37 ° C で 30 分の肝臓を孵化させなさい15 分後に 5 mL のピペットを使用して液体を混ぜます。
インキュベーションの 30 分後に 50 mL の円錐管に 100 μ m ストレーナー消化サンプルを転送します。
1 mL シリンジのプランジャーをフィルターを介して残りの部分を軽く押します。
5 mL の分離バッファーを持つフィルターを洗って、1 mL シリンジからプランジャーの背面にストレーナーを通して組織をゆっくりと。フィルターは分離バッファーの 25 の mL と洗浄されるまで、この手順を繰り返します。
400 x gで細胞を遠心分離機の 5 分は慎重に上清を離れて吸い出しなさい。
RBC 換散バッファーの 4 mL にペレットを再懸濁します。
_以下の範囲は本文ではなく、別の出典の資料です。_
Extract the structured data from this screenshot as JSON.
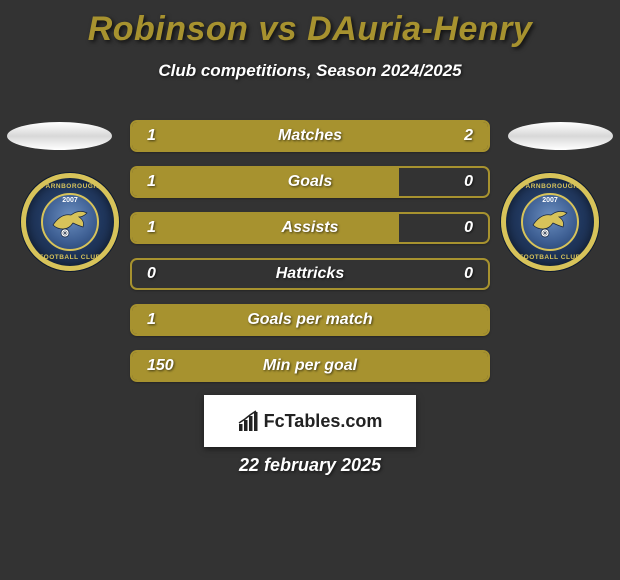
{
  "title": "Robinson vs DAuria-Henry",
  "subtitle": "Club competitions, Season 2024/2025",
  "title_color": "#a7922f",
  "background_color": "#333333",
  "bar_border_color": "#a7922f",
  "bar_fill_color": "#a7922f",
  "crest": {
    "top_text": "FARNBOROUGH",
    "year": "2007",
    "bottom_text": "FOOTBALL CLUB",
    "ring_color": "#d7c35a",
    "outer_bg": "#1f355a",
    "inner_bg": "#3d5e92"
  },
  "bars": [
    {
      "label": "Matches",
      "left_val": "1",
      "right_val": "2",
      "left_pct": 33.3,
      "right_pct": 66.7
    },
    {
      "label": "Goals",
      "left_val": "1",
      "right_val": "0",
      "left_pct": 75,
      "right_pct": 0
    },
    {
      "label": "Assists",
      "left_val": "1",
      "right_val": "0",
      "left_pct": 75,
      "right_pct": 0
    },
    {
      "label": "Hattricks",
      "left_val": "0",
      "right_val": "0",
      "left_pct": 0,
      "right_pct": 0
    },
    {
      "label": "Goals per match",
      "left_val": "1",
      "right_val": "",
      "left_pct": 100,
      "right_pct": 0
    },
    {
      "label": "Min per goal",
      "left_val": "150",
      "right_val": "",
      "left_pct": 100,
      "right_pct": 0
    }
  ],
  "attribution": "FcTables.com",
  "date": "22 february 2025"
}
セル 5 分間室温で孵化させなさい。
400 x gで 5 分間遠心分離バッファーの 10 ml セルを洗浄します。
完全に肝臓の数を決定する検定のセルをカウントします。
20 %iodixanol の 5 mL の細胞を再懸濁します、1 ml の PBS の層のそれら。
300 x gブレーキなしの 15 分で細胞を遠心します。
PBS と、iodixanol のレイヤーを削除、新しい 50 mL の円錐管に 100 μ m フィルターを介してそれらを配置します。
400 x gで 5 分間遠心分離バッファーの 10 ml セルを洗浄します。
上澄みを廃棄し、2% ウシ胎児血清 (FBS) を 500 μ L の PBS で細胞を再懸濁します。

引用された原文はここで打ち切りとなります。